The steam-engine is the most important, and in England and America best known among motive agents. The importance of steam contrasted with other sources of motive-power is due not so much to a diminished cost of power obtained in this way, but for the reason that the amount of power produced can be determined at will, and in most cases without reference to local conditions; the machinery can with fuel and water be transported from place to place, as in the case of locomotives which not only supply power for their own transit, but move besides vast loads of merchandise, or travel.

For manufacturing processes, one importance of steam-power rests in the fact that such power can be taken to the material; and beside other advantages gained thereby, is the difference in the expense of transporting manufactured products and the raw material. In the case of iron manufacture, for example, it would cost ten times as much to transport the ore and the fuel used in smelting as it does to transport the manufactured iron; steam-power saves this difference, and without such power our present iron traffic would be impossible. In a great many manufacturing processes steam is required for heating, bleaching, boiling, and so on; besides, steam is now to a large extent employed for warming buildings, so that even when water or other power is employed, in most cases steam-generating apparatus has to be set up in addition. In many cases waste [31] steam or waste heat from a steam-engine can be employed for the purposes named, saving most of the expense that must be incurred if special apparatus is employed.

Other reasons for the extended and general use of steam as a power, besides those already named, are to be found in the fact that no other available element or substance can be expanded to a given degree at so small a cost as water; and that its temperature will not rise to a point injurious to machinery, and, further, in the very important property of lubrication which steam possesses, protecting the frictional surfaces of pistons and valves, which it is impossible to keep oiled because of their inaccessibility or temperature.

The steam-engine, in the sense in which the term is employed, means not only steam-using machinery, but steam-generating machinery or plant; it includes the engine proper, with the boiler, mechanism for feeding water to the boiler, machinery for governing speed, indicators, and other details.

An apprentice must guard against the too common impression that the engine, cylinder, piston, valves, and so on, are the main parts of steam machinery, and that the boiler and furnace are only auxiliaries. The boiler is, in fact, the base of the whole, that part where the power is generated, the engine being merely an agent for transmitting power from the boiler to work that is performed. This proposition would, of course, be reached by any one in reasoning about the matter and following it to a conclusion, but the fact should be fixed in the mind at the beginning.

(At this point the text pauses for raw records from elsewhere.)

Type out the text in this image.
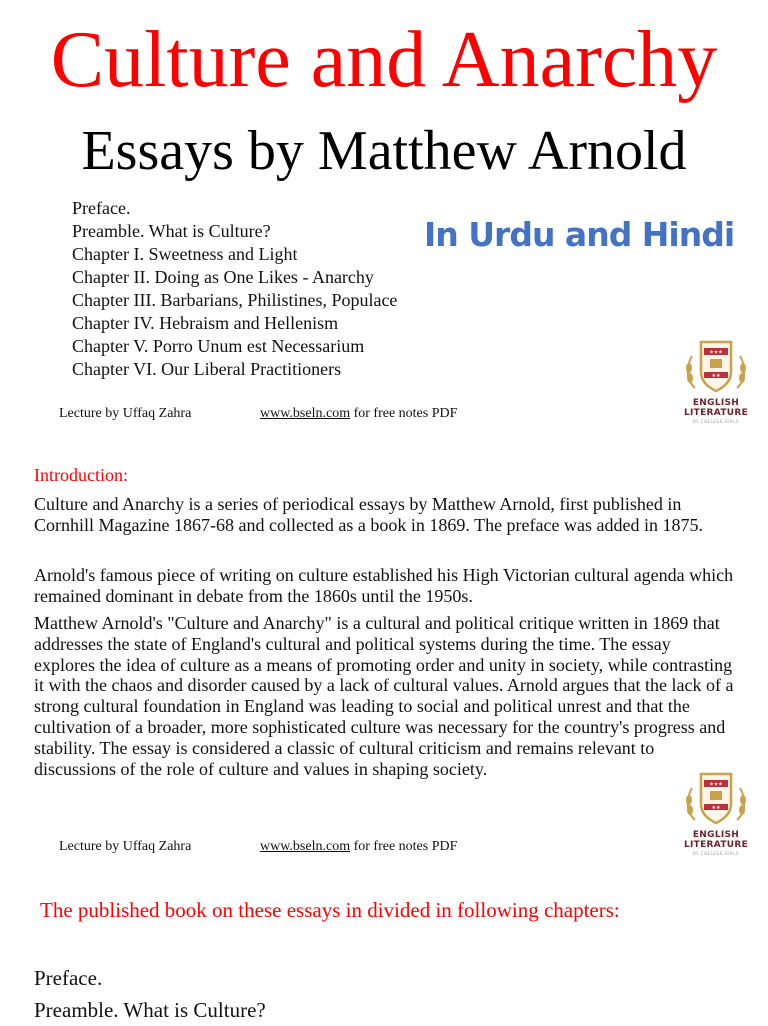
Culture and Anarchy
Essays by Matthew Arnold
Preface.
Preamble. What is Culture?
Chapter I. Sweetness and Light
Chapter II. Doing as One Likes - Anarchy
Chapter III. Barbarians, Philistines, Populace
Chapter IV. Hebraism and Hellenism
Chapter V. Porro Unum est Necessarium
Chapter VI. Our Liberal Practitioners
In Urdu and Hindi
★★★
★★
ENGLISH
LITERATURE
BY COLLEGE GIRLS
Lecture by Uffaq Zahra	www.bseln.com for free notes PDF
Introduction:
Culture and Anarchy is a series of periodical essays by Matthew Arnold, first published in Cornhill Magazine 1867-68 and collected as a book in 1869. The preface was added in 1875.
Arnold's famous piece of writing on culture established his High Victorian cultural agenda which remained dominant in debate from the 1860s until the 1950s.
Matthew Arnold's "Culture and Anarchy" is a cultural and political critique written in 1869 that addresses the state of England's cultural and political systems during the time. The essay explores the idea of culture as a means of promoting order and unity in society, while contrasting it with the chaos and disorder caused by a lack of cultural values. Arnold argues that the lack of a strong cultural foundation in England was leading to social and political unrest and that the cultivation of a broader, more sophisticated culture was necessary for the country's progress and stability. The essay is considered a classic of cultural criticism and remains relevant to discussions of the role of culture and values in shaping society.
★★★
★★
ENGLISH
LITERATURE
BY COLLEGE GIRLS
Lecture by Uffaq Zahra	www.bseln.com for free notes PDF
The published book on these essays in divided in following chapters:
Preface.
Preamble. What is Culture?
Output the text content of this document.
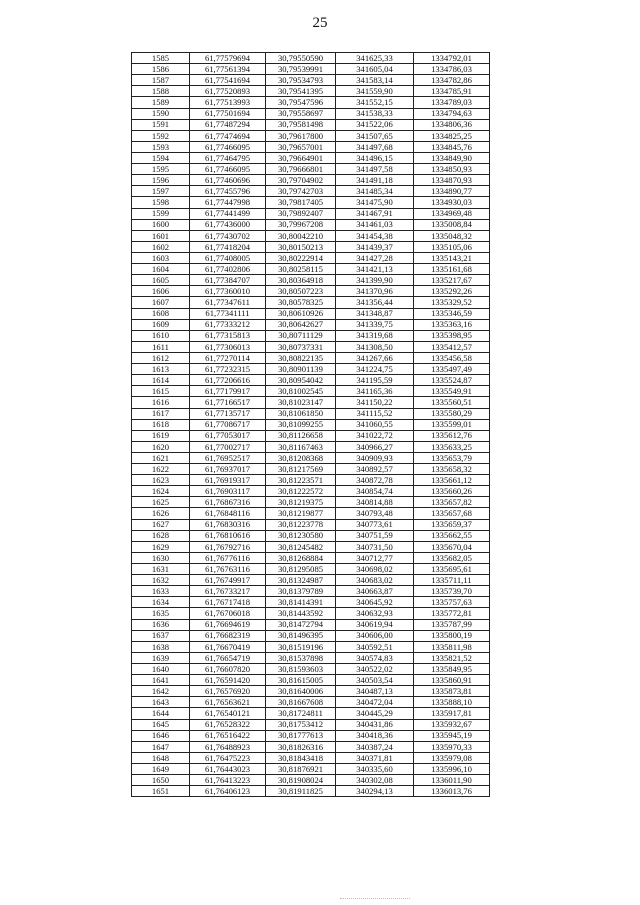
25
1585	61,77579694	30,79550590	341625,33	1334792,01
1586	61,77561394	30,79539991	341605,04	1334786,03
1587	61,77541694	30,79534793	341583,14	1334782,86
1588	61,77520893	30,79541395	341559,90	1334785,91
1589	61,77513993	30,79547596	341552,15	1334789,03
1590	61,77501694	30,79558697	341538,33	1334794,63
1591	61,77487294	30,79581498	341522,06	1334806,36
1592	61,77474694	30,79617800	341507,65	1334825,25
1593	61,77466095	30,79657001	341497,68	1334845,76
1594	61,77464795	30,79664901	341496,15	1334849,90
1595	61,77466095	30,79666801	341497,58	1334850,93
1596	61,77460696	30,79704902	341491,18	1334870,93
1597	61,77455796	30,79742703	341485,34	1334890,77
1598	61,77447998	30,79817405	341475,90	1334930,03
1599	61,77441499	30,79892407	341467,91	1334969,48
1600	61,77436000	30,79967208	341461,03	1335008,84
1601	61,77430702	30,80042210	341454,38	1335048,32
1602	61,77418204	30,80150213	341439,37	1335105,06
1603	61,77408005	30,80222914	341427,28	1335143,21
1604	61,77402806	30,80258115	341421,13	1335161,68
1605	61,77384707	30,80364918	341399,90	1335217,67
1606	61,77360010	30,80507223	341370,96	1335292,26
1607	61,77347611	30,80578325	341356,44	1335329,52
1608	61,77341111	30,80610926	341348,87	1335346,59
1609	61,77333212	30,80642627	341339,75	1335363,16
1610	61,77315813	30,80711129	341319,68	1335398,95
1611	61,77306013	30,80737331	341308,50	1335412,57
1612	61,77270114	30,80822135	341267,66	1335456,58
1613	61,77232315	30,80901139	341224,75	1335497,49
1614	61,77206616	30,80954042	341195,59	1335524,87
1615	61,77179917	30,81002545	341165,36	1335549,91
1616	61,77166517	30,81023147	341150,22	1335560,51
1617	61,77135717	30,81061850	341115,52	1335580,29
1618	61,77086717	30,81099255	341060,55	1335599,01
1619	61,77053017	30,81126658	341022,72	1335612,76
1620	61,77002717	30,81167463	340966,27	1335633,25
1621	61,76952517	30,81208368	340909,93	1335653,79
1622	61,76937017	30,81217569	340892,57	1335658,32
1623	61,76919317	30,81223571	340872,78	1335661,12
1624	61,76903117	30,81222572	340854,74	1335660,26
1625	61,76867316	30,81219375	340814,88	1335657,82
1626	61,76848116	30,81219877	340793,48	1335657,68
1627	61,76830316	30,81223778	340773,61	1335659,37
1628	61,76810616	30,81230580	340751,59	1335662,55
1629	61,76792716	30,81245482	340731,50	1335670,04
1630	61,76776116	30,81268884	340712,77	1335682,05
1631	61,76763116	30,81295085	340698,02	1335695,61
1632	61,76749917	30,81324987	340683,02	1335711,11
1633	61,76733217	30,81379789	340663,87	1335739,70
1634	61,76717418	30,81414391	340645,92	1335757,63
1635	61,76706018	30,81443592	340632,93	1335772,81
1636	61,76694619	30,81472794	340619,94	1335787,99
1637	61,76682319	30,81496395	340606,00	1335800,19
1638	61,76670419	30,81519196	340592,51	1335811,98
1639	61,76654719	30,81537898	340574,83	1335821,52
1640	61,76607820	30,81593603	340522,02	1335849,95
1641	61,76591420	30,81615005	340503,54	1335860,91
1642	61,76576920	30,81640006	340487,13	1335873,81
1643	61,76563621	30,81667608	340472,04	1335888,10
1644	61,76540121	30,81724811	340445,29	1335917,81
1645	61,76528322	30,81753412	340431,86	1335932,67
1646	61,76516422	30,81777613	340418,36	1335945,19
1647	61,76488923	30,81826316	340387,24	1335970,33
1648	61,76475223	30,81843418	340371,81	1335979,08
1649	61,76443023	30,81876921	340335,60	1335996,10
1650	61,76413223	30,81908024	340302,08	1336011,90
1651	61,76406123	30,81911825	340294,13	1336013,76
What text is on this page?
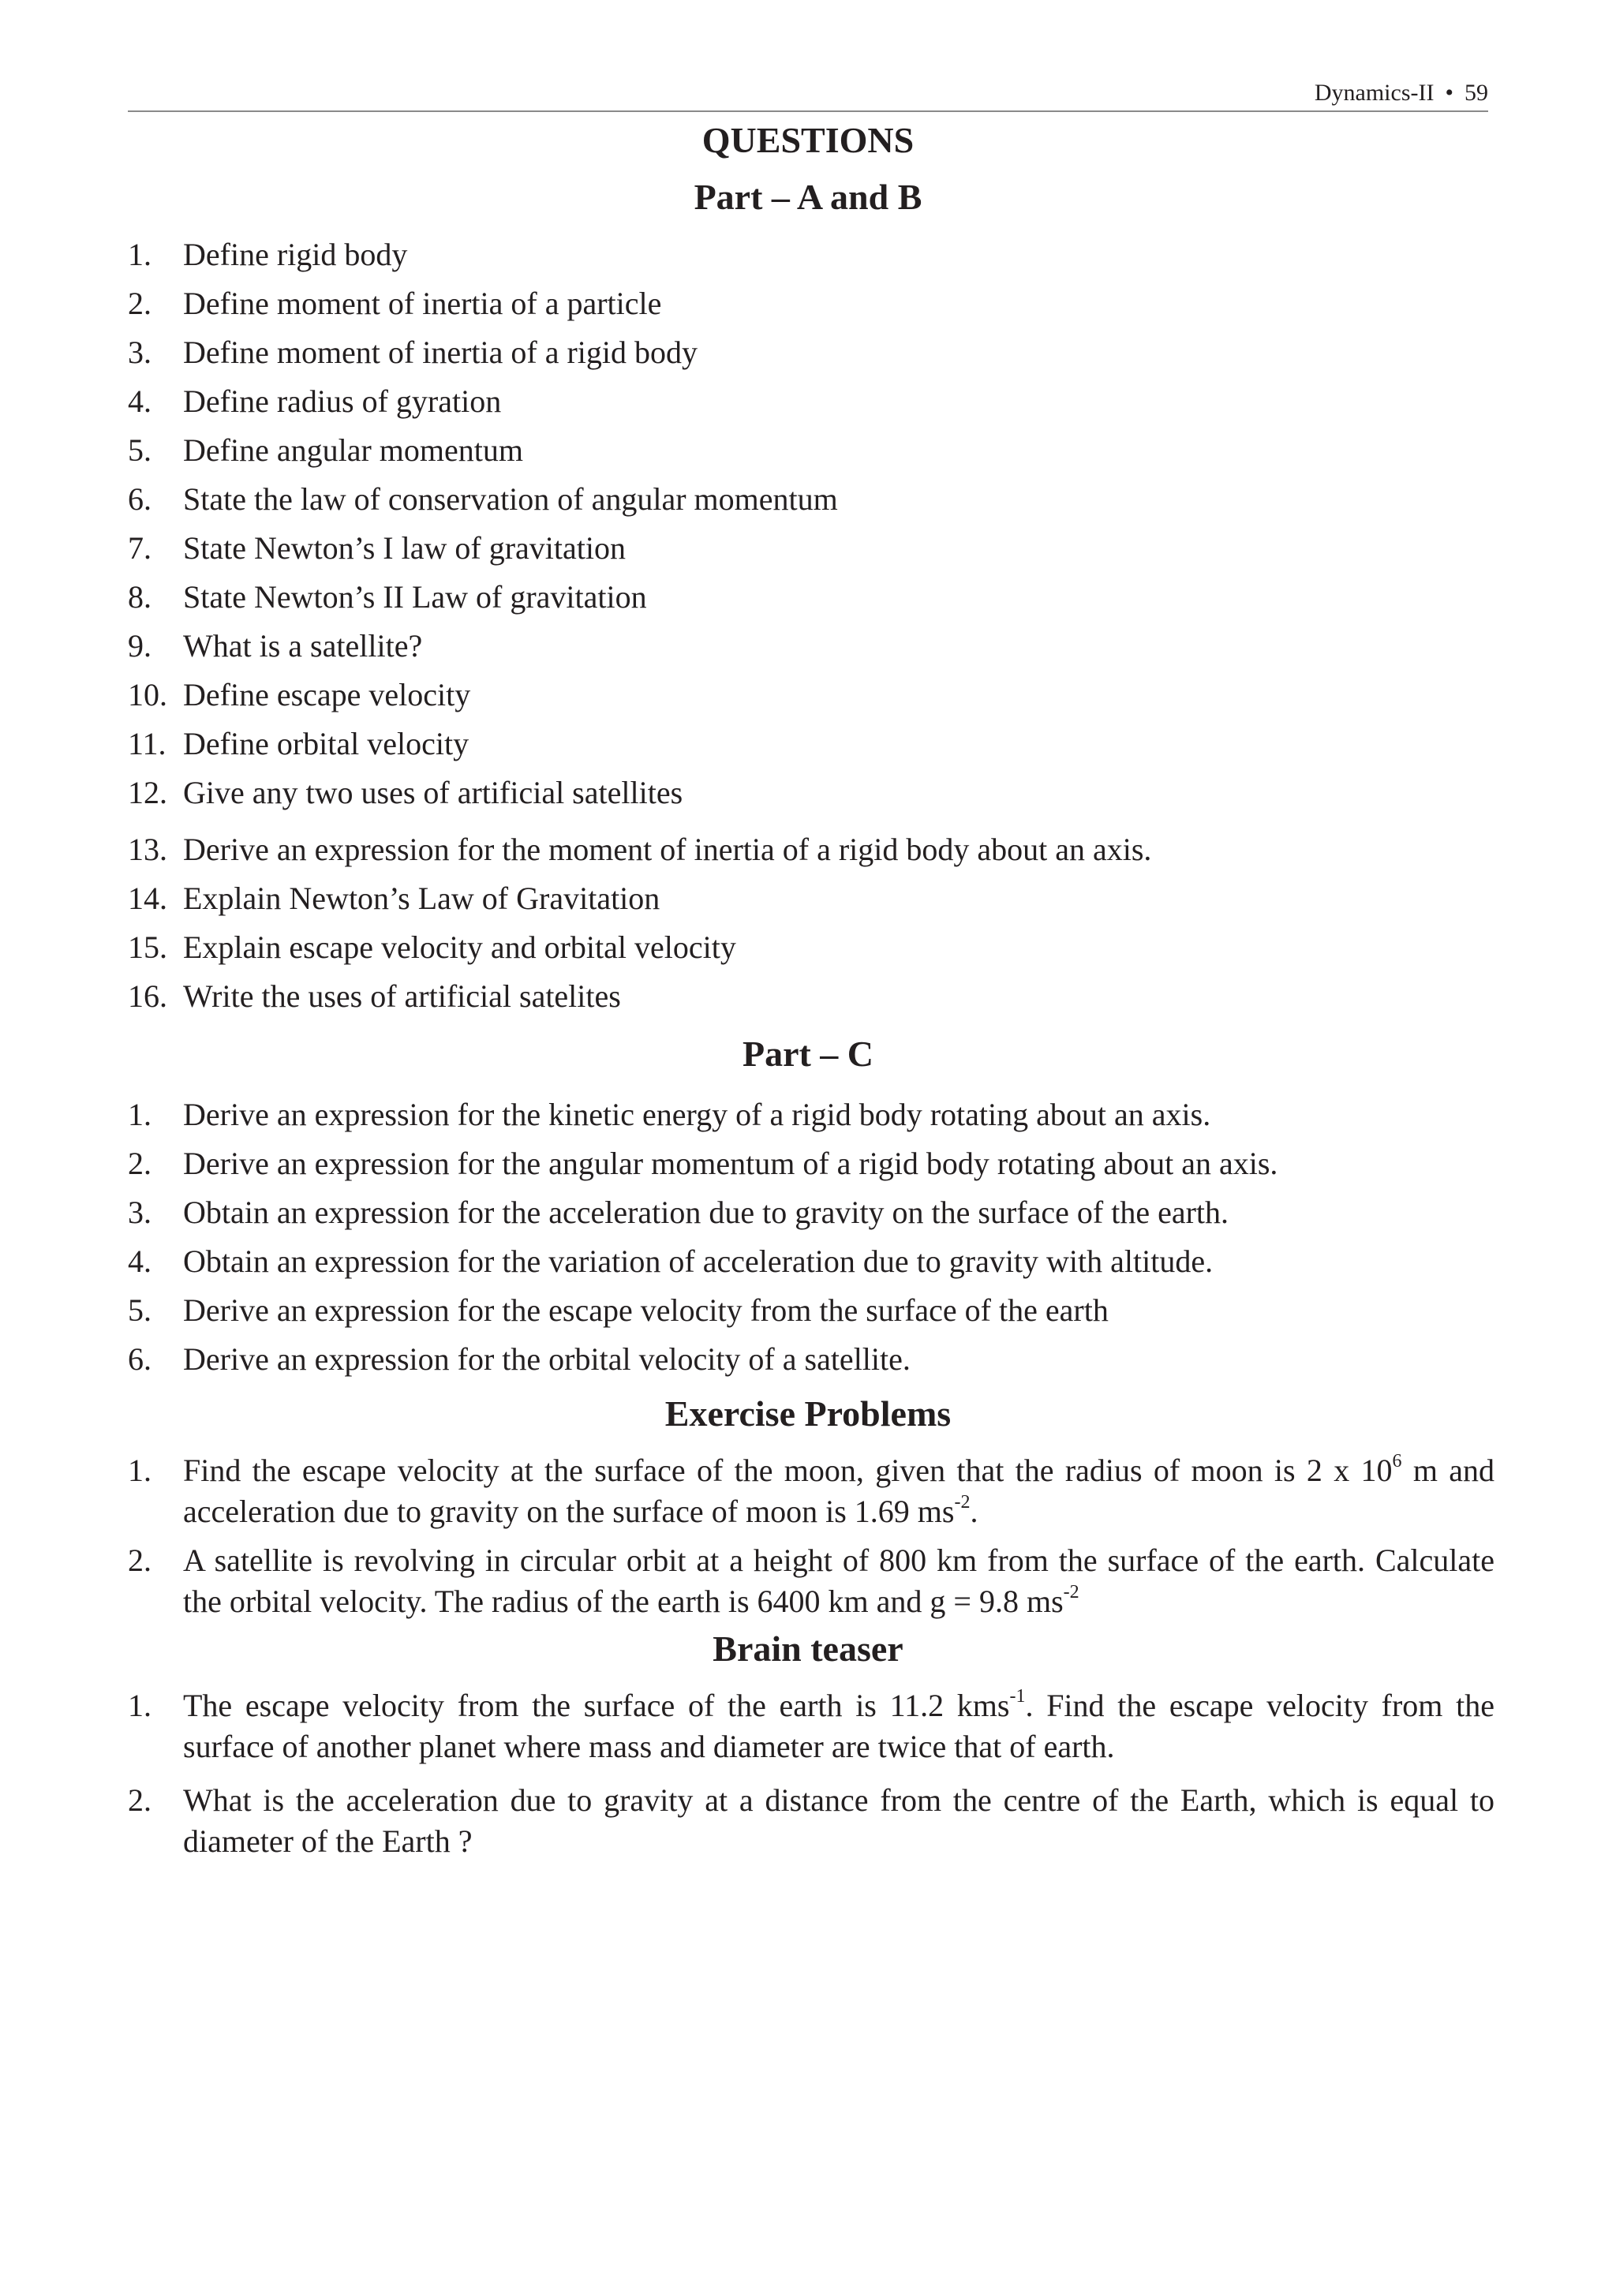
Dynamics-II • 59
QUESTIONS
Part – A and B
1. Define rigid body
2. Define moment of inertia of a particle
3. Define moment of inertia of a rigid body
4. Define radius of gyration
5. Define angular momentum
6. State the law of conservation of angular momentum
7. State Newton’s I law of gravitation
8. State Newton’s II Law of gravitation
9. What is a satellite?
10. Define escape velocity
11. Define orbital velocity
12. Give any two uses of artificial satellites
13. Derive an expression for the moment of inertia of a rigid body about an axis.
14. Explain Newton’s Law of Gravitation
15. Explain escape velocity and orbital velocity
16. Write the uses of artificial satelites
Part – C
1. Derive an expression for the kinetic energy of a rigid body rotating about an axis.
2. Derive an expression for the angular momentum of a rigid body rotating about an axis.
3. Obtain an expression for the acceleration due to gravity on the surface of the earth.
4. Obtain an expression for the variation of acceleration due to gravity with altitude.
5. Derive an expression for the escape velocity from the surface of the earth
6. Derive an expression for the orbital velocity of a satellite.
Exercise Problems
1. Find the escape velocity at the surface of the moon, given that the radius of moon is 2 x $10^6$ m and acceleration due to gravity on the surface of moon is 1.69 $ms^{-2}$.
2. A satellite is revolving in circular orbit at a height of 800 km from the surface of the earth. Calculate the orbital velocity. The radius of the earth is 6400 km and g = 9.8 $ms^{-2}$
Brain teaser
1. The escape velocity from the surface of the earth is 11.2 kms$^{-1}$. Find the escape velocity from the surface of another planet where mass and diameter are twice that of earth.
2. What is the acceleration due to gravity at a distance from the centre of the Earth, which is equal to diameter of the Earth ?
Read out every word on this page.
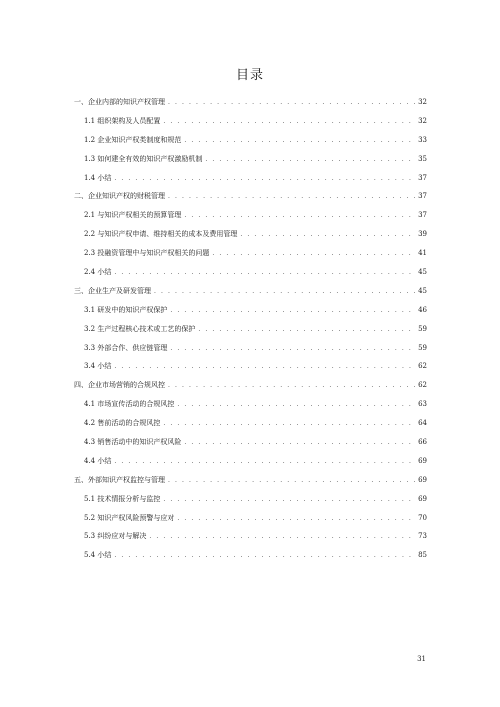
目录
一、企业内部的知识产权管理 . . .	32
1.1 组织架构及人员配置 . . .	32
1.2 企业知识产权类制度和规范 . . .	33
1.3 如何建全有效的知识产权激励机制 . . .	35
1.4 小结 . . .	37
二、企业知识产权的财税管理 . . .	37
2.1 与知识产权相关的预算管理 . . .	37
2.2 与知识产权申请、维持相关的成本及费用管理 . . .	39
2.3 投融资管理中与知识产权相关的问题 . . .	41
2.4 小结 . . .	45
三、企业生产及研发管理 . . .	45
3.1 研发中的知识产权保护 . . .	46
3.2 生产过程核心技术或工艺的保护 . . .	59
3.3 外部合作、供应链管理 . . .	59
3.4 小结 . . .	62
四、企业市场营销的合规风控 . . .	62
4.1 市场宣传活动的合规风控 . . .	63
4.2 售前活动的合规风控 . . .	64
4.3 销售活动中的知识产权风险 . . .	66
4.4 小结 . . .	69
五、外部知识产权监控与管理 . . .	69
5.1 技术情报分析与监控 . . .	69
5.2 知识产权风险预警与应对 . . .	70
5.3 纠纷应对与解决 . . .	73
5.4 小结 . . .	85
31
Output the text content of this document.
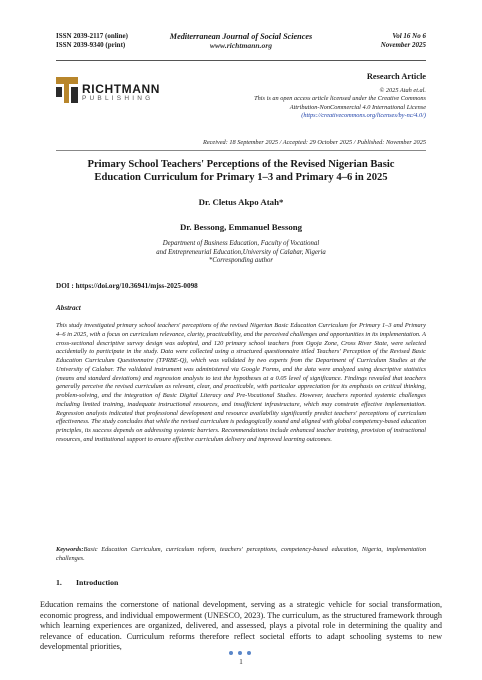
ISSN 2039-2117 (online)
ISSN 2039-9340 (print)
Mediterranean Journal of Social Sciences
www.richtmann.org
Vol 16 No 6
November 2025
RICHTMANN
PUBLISHING
Research Article
© 2025 Atah et.al.
This is an open access article licensed under the Creative Commons
Attribution-NonCommercial 4.0 International License
(https://creativecommons.org/licenses/by-nc/4.0/)
Received: 18 September 2025 / Accepted: 29 October 2025 / Published: November 2025
Primary School Teachers' Perceptions of the Revised Nigerian Basic
Education Curriculum for Primary 1–3 and Primary 4–6 in 2025
Dr. Cletus Akpo Atah*
Dr. Bessong, Emmanuel Bessong
Department of Business Education, Faculty of Vocational
and Entrepreneurial Education,University of Calabar, Nigeria
*Corresponding author
DOI : https://doi.org/10.36941/mjss-2025-0098
Abstract
This study investigated primary school teachers' perceptions of the revised Nigerian Basic Education Curriculum for Primary 1–3 and Primary 4–6 in 2025, with a focus on curriculum relevance, clarity, practicability, and the perceived challenges and opportunities in its implementation. A cross-sectional descriptive survey design was adopted, and 120 primary school teachers from Ogoja Zone, Cross River State, were selected accidentally to participate in the study. Data were collected using a structured questionnaire titled Teachers' Perception of the Revised Basic Education Curriculum Questionnaire (TPRBE-Q), which was validated by two experts from the Department of Curriculum Studies at the University of Calabar. The validated instrument was administered via Google Forms, and the data were analyzed using descriptive statistics (means and standard deviations) and regression analysis to test the hypotheses at a 0.05 level of significance. Findings revealed that teachers generally perceive the revised curriculum as relevant, clear, and practicable, with particular appreciation for its emphasis on critical thinking, problem-solving, and the integration of Basic Digital Literacy and Pre-Vocational Studies. However, teachers reported systemic challenges including limited training, inadequate instructional resources, and insufficient infrastructure, which may constrain effective implementation. Regression analysis indicated that professional development and resource availability significantly predict teachers' perceptions of curriculum effectiveness. The study concludes that while the revised curriculum is pedagogically sound and aligned with global competency-based education principles, its success depends on addressing systemic barriers. Recommendations include enhanced teacher training, provision of instructional resources, and institutional support to ensure effective curriculum delivery and improved learning outcomes.
Keywords:Basic Education Curriculum, curriculum reform, teachers' perceptions, competency-based education, Nigeria, implementation challenges.
1. Introduction
Education remains the cornerstone of national development, serving as a strategic vehicle for social transformation, economic progress, and individual empowerment (UNESCO, 2023). The curriculum, as the structured framework through which learning experiences are organized, delivered, and assessed, plays a pivotal role in determining the quality and relevance of education. Curriculum reforms therefore reflect societal efforts to adapt schooling systems to new developmental priorities,
1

When we look at a steam-engine there are certain impressions conveyed to the mind, and by these impressions we are governed in a train of reflection that follows. We may conceive of a cylinder and its details as a complete machine with independent functions, or we can conceive of it as a mechanical device for transmitting the force generated by a boiler, and this conception might be independent of, or even contrary to, specific knowledge that we at the same time possessed; hence the importance of starting with a correct idea of the boiler being, as we may say, the base of steam machinery.

As reading books of fiction sometimes expands the mind and enables it to grasp great practical truths, so may a study of abstract principles often enable us to comprehend the simplest forms of mechanism. Even Humboldt and Agassiz, it is said, [32] resorted sometimes to imaginative speculations as a means of enabling them to grasp new truths.

In no other branch of machinery has so much research and experiment been made during eighty years past as in steam machinery, and, strange to say, the greater part of this research has been directed to the details of engines; yet there has been no improvement made during the time which has effected any co............